Finley noted that about 70% of American Jews celebrate Passover, compared to about half who fast during Yom Kipper, a solemn holiday known as the Day of Atonement.

Feldman has scheduled a virtual Seder covering the pre-meal portion of the Haggadah and using a text with colorful, whimsical illustrations he said are “appropriate for the times we live in.”

Feldman said he has no idea how many people will join the Zoom broadcast, but said he has the capacity for 100 participants.

Rabbi Mendel Wolvovsky of the Chabad Jewish Center in Santa Rosa lamented that the congregation’s 18th community Seder can’t be held in the new sanctuary that opened last fall. The event drew 150 people the past two years, held at the Flamingo Hotel.

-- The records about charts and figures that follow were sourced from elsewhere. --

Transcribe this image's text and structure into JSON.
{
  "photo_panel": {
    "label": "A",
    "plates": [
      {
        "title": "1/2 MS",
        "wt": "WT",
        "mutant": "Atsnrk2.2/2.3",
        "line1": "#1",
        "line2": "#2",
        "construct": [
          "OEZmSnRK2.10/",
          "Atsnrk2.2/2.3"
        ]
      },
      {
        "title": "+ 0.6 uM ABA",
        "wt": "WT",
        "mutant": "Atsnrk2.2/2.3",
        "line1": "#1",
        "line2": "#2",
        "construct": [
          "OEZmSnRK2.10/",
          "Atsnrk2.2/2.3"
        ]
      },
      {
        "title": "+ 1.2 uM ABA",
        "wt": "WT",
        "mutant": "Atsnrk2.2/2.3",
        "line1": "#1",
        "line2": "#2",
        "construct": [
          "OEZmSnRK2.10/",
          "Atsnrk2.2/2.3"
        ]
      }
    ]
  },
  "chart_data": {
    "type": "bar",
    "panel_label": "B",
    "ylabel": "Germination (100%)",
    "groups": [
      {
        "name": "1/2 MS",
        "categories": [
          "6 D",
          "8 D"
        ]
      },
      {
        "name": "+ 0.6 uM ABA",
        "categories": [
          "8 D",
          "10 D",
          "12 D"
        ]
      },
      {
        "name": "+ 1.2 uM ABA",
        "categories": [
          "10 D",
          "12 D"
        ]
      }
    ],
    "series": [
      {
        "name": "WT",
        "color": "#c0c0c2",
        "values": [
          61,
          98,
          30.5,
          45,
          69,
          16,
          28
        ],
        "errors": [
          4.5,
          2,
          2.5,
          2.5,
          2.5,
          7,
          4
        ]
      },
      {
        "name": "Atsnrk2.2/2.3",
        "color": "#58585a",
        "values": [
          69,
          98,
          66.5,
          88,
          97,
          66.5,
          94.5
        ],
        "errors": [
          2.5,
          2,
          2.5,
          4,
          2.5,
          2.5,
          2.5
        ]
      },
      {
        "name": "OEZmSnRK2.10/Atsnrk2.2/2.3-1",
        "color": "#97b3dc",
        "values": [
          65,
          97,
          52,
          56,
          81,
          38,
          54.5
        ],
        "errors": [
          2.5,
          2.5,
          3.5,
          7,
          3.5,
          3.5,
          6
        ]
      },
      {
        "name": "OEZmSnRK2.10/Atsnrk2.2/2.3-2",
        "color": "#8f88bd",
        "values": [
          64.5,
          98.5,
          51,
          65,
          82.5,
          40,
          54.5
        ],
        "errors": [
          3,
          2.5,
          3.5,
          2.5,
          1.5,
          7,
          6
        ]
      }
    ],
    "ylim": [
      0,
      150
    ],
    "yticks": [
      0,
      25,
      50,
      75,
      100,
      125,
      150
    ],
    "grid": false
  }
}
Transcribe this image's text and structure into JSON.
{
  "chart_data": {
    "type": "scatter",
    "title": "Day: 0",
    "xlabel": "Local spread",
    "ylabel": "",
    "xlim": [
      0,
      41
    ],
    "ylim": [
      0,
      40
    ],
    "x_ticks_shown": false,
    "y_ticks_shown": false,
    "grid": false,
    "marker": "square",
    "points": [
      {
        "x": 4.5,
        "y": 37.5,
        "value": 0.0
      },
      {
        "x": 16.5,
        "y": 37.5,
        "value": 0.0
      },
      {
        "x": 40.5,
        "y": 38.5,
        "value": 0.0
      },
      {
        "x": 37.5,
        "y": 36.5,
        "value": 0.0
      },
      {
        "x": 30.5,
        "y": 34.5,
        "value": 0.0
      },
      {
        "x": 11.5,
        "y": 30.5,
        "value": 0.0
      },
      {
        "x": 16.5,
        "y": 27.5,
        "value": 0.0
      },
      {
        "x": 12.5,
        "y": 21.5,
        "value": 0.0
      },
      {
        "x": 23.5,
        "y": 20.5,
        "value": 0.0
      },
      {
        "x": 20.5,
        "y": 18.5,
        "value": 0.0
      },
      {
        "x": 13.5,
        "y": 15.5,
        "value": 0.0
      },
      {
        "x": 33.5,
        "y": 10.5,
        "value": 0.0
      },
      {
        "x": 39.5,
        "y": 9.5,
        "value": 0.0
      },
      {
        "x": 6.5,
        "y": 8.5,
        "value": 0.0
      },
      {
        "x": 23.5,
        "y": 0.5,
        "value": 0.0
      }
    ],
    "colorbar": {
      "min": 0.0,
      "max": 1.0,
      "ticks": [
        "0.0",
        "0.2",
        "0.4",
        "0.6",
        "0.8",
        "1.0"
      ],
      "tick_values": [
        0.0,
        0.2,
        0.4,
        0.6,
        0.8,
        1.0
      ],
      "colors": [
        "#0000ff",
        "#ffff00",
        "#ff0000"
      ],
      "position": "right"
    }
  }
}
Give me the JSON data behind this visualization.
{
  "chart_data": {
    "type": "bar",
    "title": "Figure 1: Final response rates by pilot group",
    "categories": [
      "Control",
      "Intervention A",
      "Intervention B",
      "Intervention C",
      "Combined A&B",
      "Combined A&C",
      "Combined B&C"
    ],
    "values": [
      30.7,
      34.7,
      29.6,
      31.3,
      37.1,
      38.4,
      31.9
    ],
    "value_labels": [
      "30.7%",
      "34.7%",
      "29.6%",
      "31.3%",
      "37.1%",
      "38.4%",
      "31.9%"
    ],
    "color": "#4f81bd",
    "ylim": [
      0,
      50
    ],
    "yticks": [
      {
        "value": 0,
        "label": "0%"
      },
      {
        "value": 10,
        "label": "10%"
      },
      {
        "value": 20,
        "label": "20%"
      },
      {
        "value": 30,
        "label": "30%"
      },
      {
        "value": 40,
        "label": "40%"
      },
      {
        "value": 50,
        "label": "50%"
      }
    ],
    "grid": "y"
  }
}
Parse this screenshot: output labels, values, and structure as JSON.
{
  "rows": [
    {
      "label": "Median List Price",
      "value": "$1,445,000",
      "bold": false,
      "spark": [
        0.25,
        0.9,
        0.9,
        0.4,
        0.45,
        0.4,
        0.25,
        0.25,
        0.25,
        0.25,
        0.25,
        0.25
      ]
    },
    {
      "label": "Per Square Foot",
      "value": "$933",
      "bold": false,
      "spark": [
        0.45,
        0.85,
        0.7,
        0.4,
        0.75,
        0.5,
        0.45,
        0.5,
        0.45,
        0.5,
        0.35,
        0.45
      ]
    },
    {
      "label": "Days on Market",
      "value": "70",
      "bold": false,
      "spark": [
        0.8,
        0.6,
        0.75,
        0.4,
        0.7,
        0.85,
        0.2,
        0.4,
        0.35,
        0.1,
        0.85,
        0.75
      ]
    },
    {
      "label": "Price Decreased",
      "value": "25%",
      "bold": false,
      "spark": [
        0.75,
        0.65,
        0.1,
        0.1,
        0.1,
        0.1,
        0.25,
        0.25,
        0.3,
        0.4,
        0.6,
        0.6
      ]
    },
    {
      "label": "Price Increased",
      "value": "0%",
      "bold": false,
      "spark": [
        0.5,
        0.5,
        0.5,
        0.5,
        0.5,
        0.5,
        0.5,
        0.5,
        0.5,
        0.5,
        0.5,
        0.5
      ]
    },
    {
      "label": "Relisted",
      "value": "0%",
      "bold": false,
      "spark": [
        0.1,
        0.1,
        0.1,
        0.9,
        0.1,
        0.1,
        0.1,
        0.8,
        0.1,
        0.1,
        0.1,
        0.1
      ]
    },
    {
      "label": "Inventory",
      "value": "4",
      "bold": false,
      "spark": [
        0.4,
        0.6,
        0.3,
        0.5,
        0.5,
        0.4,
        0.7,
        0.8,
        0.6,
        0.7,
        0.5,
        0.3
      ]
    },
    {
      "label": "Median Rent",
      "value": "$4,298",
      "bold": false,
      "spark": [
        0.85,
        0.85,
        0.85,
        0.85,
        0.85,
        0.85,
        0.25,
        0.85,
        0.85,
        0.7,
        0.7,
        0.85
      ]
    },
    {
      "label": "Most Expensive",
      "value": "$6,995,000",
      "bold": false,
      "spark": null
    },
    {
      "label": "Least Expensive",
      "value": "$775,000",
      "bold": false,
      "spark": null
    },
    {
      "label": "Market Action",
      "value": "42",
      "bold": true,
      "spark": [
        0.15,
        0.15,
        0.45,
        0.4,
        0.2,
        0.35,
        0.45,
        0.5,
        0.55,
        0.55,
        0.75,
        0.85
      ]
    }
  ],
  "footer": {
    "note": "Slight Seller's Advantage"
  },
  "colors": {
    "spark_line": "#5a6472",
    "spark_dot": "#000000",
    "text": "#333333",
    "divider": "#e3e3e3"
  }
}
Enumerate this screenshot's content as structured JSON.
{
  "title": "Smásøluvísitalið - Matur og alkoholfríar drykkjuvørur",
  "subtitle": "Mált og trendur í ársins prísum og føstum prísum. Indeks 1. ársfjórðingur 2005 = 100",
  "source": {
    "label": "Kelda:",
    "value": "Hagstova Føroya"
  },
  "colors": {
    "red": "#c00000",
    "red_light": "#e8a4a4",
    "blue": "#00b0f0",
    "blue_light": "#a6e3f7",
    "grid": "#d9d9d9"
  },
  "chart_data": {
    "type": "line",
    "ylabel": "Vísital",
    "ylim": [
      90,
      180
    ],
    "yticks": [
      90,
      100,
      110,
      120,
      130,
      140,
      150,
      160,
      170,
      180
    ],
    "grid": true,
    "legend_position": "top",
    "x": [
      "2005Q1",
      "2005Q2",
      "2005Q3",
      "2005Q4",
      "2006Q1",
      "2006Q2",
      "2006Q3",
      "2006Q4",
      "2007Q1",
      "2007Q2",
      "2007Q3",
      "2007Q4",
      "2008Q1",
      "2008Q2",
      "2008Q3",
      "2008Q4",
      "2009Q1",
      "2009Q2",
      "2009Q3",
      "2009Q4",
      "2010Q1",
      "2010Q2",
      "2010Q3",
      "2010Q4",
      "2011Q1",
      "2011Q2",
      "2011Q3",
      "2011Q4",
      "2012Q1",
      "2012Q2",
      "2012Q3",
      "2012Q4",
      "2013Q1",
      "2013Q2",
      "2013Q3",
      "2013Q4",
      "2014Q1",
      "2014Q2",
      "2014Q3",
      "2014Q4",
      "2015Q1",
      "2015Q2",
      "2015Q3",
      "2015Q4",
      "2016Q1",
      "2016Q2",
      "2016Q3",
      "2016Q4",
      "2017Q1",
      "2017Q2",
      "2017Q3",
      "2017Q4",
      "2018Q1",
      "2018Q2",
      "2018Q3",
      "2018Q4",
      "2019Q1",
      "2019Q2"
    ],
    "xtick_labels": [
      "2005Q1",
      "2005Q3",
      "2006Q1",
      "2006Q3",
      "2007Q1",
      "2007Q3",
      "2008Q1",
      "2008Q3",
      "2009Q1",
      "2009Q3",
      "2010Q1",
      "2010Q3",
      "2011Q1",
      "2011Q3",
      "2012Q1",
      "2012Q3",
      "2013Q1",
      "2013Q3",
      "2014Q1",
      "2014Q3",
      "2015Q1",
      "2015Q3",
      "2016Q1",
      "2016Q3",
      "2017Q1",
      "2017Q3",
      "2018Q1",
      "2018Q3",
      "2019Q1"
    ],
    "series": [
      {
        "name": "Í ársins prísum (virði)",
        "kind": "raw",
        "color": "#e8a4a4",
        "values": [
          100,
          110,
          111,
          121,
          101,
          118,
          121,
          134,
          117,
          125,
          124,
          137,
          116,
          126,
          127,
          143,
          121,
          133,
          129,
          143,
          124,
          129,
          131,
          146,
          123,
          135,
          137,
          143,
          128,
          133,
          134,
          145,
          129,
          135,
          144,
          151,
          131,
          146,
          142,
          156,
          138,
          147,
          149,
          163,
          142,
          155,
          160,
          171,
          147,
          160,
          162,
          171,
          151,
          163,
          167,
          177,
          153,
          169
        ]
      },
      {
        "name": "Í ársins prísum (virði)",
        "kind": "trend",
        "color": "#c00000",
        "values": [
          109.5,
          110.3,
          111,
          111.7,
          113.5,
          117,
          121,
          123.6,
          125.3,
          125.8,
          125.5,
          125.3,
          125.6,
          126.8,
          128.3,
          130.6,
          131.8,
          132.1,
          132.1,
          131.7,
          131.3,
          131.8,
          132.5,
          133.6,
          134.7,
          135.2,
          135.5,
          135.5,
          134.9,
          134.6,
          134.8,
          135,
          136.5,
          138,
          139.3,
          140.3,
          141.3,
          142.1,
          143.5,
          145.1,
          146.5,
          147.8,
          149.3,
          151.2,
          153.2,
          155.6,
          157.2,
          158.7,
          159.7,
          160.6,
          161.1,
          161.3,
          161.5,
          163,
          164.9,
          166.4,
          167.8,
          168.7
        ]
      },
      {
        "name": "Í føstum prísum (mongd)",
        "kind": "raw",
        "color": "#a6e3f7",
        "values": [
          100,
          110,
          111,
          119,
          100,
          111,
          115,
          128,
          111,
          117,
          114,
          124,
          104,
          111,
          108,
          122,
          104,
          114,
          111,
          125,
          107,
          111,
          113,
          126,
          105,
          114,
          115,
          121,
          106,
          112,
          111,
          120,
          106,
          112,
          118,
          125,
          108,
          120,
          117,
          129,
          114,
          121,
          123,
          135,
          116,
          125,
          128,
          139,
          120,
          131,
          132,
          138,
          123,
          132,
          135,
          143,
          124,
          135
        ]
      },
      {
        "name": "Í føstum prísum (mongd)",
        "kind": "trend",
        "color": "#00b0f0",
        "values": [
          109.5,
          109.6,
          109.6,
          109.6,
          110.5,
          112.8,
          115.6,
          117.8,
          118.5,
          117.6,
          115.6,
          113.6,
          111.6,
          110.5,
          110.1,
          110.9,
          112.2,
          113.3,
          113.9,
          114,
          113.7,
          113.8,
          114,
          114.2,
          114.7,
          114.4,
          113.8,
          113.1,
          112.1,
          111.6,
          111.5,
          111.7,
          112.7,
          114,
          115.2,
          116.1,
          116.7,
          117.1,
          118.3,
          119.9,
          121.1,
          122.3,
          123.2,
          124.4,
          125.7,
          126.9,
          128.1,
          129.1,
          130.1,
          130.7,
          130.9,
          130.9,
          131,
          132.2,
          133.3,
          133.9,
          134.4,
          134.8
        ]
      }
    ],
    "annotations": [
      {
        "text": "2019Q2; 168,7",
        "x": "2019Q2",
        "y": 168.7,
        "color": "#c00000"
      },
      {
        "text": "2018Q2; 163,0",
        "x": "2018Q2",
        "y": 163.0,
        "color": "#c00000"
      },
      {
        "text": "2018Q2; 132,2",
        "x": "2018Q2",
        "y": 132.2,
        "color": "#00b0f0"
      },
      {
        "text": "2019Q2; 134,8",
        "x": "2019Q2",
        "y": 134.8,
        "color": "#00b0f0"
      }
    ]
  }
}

Instead of a virtual Seder, Wolvovsky said he is preparing packages including handmade matzos imported from Israel, a Seder plate, Haggadah and anything else requested by a family for a “meaningful and joyful” celebration.

Like the other rabbis, Wolvovsky underscored the goal of connecting the ancient tradition to modern times.

“Wherever we are today we want to be in a better place tomorrow,” he said. “Each and every day we strive for a minor Exodus.”